Weeks 4 High Volume W/ Specificity And Full Recovery Phase
2x a week, goal is as much volume per session on the bench itself while being able to keep intensity gradually climbing. Expect great deal of soreness but near full recovery in between sessions.
Week 5 High Intensity Peak Set Phase
Goal is to hit some rep PRs but intentionally keeping it to a conservative 3 rep peak set followed by the next workout being a true 5 rep max at the end with backoff sets to keep volume up. The philosophy on this program is valuing volume with an extremely short and minor taper off on the bench press compared to what I recommend on the squat/deadlift.
Week 6 Max Out Phase
What Is An “Advanced Lifter”?
This question is similar to what constitutes an elite powerlifter in that there is no universally agreed upon answer, but it sounds official so we all just roll with it.
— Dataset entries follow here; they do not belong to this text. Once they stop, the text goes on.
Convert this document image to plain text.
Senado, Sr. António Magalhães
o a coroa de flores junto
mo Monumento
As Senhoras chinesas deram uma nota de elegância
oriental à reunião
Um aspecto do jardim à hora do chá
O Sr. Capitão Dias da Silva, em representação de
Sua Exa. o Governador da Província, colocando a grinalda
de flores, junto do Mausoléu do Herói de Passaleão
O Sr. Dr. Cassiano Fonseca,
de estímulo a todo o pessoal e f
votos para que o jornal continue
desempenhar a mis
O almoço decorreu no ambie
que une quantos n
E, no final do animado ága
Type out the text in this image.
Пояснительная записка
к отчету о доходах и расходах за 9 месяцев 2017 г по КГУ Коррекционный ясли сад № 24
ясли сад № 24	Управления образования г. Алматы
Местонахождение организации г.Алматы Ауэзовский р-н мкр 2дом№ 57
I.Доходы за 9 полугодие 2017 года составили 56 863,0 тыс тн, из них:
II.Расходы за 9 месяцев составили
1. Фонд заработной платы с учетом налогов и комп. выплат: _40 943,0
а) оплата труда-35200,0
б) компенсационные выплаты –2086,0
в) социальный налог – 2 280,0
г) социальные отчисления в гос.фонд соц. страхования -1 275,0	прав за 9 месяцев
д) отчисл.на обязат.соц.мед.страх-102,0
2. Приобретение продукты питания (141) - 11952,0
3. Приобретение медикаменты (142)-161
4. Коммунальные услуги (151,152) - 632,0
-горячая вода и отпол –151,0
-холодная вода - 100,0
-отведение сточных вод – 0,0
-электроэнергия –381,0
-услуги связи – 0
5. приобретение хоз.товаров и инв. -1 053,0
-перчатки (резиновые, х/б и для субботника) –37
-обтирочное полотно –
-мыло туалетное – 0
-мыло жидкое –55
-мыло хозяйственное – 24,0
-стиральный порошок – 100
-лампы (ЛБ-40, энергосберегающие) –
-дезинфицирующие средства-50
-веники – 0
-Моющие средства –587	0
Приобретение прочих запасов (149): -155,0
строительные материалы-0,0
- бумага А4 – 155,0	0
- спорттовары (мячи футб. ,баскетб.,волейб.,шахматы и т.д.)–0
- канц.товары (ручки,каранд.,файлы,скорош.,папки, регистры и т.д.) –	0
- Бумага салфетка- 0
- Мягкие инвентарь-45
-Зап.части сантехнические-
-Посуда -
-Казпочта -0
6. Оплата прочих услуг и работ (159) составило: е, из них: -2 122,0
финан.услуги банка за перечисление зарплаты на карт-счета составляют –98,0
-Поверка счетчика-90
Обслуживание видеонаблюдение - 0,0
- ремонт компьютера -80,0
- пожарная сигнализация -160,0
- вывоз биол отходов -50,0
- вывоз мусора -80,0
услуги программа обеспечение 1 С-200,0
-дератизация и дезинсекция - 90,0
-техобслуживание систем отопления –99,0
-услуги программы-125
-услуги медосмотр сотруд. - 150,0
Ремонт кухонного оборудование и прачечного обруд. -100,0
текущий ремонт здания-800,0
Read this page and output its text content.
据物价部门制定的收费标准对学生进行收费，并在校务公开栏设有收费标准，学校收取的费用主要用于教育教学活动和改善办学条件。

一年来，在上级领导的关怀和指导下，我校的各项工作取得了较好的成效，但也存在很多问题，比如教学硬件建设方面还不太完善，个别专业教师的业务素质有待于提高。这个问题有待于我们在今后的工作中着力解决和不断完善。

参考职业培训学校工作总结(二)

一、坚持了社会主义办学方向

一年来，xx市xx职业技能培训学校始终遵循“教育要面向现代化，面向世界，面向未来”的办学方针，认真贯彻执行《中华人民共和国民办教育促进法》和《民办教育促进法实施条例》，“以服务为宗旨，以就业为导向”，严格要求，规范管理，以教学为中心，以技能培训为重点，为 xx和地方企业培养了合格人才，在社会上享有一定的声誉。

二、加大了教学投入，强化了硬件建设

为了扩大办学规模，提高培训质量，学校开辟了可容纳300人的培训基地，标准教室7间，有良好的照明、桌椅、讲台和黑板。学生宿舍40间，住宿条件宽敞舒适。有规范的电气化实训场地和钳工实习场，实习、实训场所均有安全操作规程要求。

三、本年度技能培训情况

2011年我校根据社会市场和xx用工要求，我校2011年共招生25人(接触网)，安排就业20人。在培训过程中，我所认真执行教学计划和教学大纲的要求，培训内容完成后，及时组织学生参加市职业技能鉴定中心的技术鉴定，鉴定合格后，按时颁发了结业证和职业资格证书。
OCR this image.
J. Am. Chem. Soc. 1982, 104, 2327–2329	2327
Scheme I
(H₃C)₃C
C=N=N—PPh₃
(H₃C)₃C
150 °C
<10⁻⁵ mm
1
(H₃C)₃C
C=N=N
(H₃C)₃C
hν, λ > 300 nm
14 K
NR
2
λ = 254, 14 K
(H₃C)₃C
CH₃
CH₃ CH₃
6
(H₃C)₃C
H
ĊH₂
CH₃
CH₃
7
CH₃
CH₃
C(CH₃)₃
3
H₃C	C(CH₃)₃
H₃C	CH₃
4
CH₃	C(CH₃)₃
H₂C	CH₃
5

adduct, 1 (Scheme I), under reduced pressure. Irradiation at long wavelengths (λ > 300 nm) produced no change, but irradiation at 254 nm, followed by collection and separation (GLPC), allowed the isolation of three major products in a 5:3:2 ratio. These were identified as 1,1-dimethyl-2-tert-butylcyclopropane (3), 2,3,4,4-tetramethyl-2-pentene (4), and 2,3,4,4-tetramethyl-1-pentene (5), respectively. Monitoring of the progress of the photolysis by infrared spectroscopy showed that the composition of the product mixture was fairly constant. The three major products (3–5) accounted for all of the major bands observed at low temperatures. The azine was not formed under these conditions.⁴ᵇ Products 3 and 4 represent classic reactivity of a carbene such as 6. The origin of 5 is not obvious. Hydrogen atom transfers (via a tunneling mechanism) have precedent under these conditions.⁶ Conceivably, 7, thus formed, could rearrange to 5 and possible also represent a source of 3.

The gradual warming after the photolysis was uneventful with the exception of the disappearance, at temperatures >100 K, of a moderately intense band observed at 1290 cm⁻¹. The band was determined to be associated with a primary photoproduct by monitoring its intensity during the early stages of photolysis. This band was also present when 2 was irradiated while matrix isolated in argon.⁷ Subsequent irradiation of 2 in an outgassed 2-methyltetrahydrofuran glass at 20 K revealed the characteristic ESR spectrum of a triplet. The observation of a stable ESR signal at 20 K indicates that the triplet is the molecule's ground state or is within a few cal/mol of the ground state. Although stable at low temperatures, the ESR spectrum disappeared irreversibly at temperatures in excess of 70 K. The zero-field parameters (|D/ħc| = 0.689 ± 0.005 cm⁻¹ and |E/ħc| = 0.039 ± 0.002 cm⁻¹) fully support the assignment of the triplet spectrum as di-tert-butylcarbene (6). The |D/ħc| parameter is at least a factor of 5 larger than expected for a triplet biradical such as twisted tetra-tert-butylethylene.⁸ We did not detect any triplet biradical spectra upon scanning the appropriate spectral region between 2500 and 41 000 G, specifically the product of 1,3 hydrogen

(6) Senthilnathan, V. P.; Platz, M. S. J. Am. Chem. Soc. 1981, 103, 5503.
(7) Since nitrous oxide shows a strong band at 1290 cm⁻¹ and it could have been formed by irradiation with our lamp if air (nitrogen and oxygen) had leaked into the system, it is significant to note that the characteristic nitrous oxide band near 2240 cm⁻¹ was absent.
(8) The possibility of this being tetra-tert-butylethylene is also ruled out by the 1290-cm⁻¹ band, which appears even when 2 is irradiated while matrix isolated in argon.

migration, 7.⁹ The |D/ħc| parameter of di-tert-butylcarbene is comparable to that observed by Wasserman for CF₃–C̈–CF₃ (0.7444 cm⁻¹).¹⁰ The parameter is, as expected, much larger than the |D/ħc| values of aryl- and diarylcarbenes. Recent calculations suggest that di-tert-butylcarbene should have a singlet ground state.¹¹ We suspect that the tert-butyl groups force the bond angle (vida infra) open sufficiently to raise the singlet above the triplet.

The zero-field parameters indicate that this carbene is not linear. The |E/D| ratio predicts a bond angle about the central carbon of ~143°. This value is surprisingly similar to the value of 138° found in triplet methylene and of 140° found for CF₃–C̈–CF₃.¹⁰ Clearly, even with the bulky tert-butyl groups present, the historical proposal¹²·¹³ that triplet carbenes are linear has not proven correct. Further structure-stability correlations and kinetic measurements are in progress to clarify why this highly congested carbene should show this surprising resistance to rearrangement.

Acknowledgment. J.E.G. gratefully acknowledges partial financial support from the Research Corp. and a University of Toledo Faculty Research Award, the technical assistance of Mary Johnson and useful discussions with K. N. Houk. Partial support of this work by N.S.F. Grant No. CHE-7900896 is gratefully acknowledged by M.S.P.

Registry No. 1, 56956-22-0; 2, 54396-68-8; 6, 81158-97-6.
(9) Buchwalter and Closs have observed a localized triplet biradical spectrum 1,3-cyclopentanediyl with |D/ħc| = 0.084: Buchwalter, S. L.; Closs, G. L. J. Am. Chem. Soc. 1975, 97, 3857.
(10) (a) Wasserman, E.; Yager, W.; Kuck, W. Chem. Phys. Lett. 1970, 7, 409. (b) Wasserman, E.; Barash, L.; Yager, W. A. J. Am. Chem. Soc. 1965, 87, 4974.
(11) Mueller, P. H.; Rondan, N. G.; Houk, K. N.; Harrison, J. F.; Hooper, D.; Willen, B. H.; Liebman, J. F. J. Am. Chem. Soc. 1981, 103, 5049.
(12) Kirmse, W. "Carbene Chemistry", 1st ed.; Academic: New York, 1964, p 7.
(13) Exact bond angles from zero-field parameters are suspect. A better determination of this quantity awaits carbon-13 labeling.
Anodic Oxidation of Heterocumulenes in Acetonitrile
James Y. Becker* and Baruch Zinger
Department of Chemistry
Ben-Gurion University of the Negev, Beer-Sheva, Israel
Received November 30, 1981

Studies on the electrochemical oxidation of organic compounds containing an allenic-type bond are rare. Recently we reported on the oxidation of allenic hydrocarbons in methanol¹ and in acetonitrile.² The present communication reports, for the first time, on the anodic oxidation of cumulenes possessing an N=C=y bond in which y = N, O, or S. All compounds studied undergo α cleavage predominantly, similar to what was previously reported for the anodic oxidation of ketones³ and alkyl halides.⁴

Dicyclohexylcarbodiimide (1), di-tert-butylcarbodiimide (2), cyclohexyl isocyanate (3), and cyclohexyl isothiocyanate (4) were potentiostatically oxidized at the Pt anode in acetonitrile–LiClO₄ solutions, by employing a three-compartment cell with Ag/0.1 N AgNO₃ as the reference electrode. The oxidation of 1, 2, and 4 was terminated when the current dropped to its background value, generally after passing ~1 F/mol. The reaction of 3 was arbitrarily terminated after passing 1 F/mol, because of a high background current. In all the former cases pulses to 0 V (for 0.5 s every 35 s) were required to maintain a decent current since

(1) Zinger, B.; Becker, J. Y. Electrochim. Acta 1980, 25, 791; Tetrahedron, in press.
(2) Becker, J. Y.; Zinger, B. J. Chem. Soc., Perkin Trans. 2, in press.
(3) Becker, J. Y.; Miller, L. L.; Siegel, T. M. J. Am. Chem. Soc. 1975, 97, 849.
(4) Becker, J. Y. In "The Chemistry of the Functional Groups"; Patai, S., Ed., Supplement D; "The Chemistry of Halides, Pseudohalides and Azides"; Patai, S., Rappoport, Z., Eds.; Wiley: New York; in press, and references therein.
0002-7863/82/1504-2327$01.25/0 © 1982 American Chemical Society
So the real question is what is my personal definition of an advanced lifter? That entirely based on one aspect and one aspect alone. Rate of progress.
It is entirely irrelevant if you bench press 225 pounds or 500 pounds for a 1 rep max. If you are unable to make consistent, testable (ie not under the minimum increments in your gym) progress each month then you are advanced by my definition. Percentages already handle accommodating different strength levels easily. Deciding duration of the training cycle and approach to projected strength increase is the tricky part requiring more division based on advancement. There are other perfectly valid definitions that shorten the time table to weekly progress for an intermediate and trackable progress straight from the previous workout to the next for novice. But since the gap between novice vs intermediate is already so short in comparison to intermediate vs advanced with my approach, I don’t like to use a version which splits hairs even more between those groups while expanding the already ambiguous advanced group.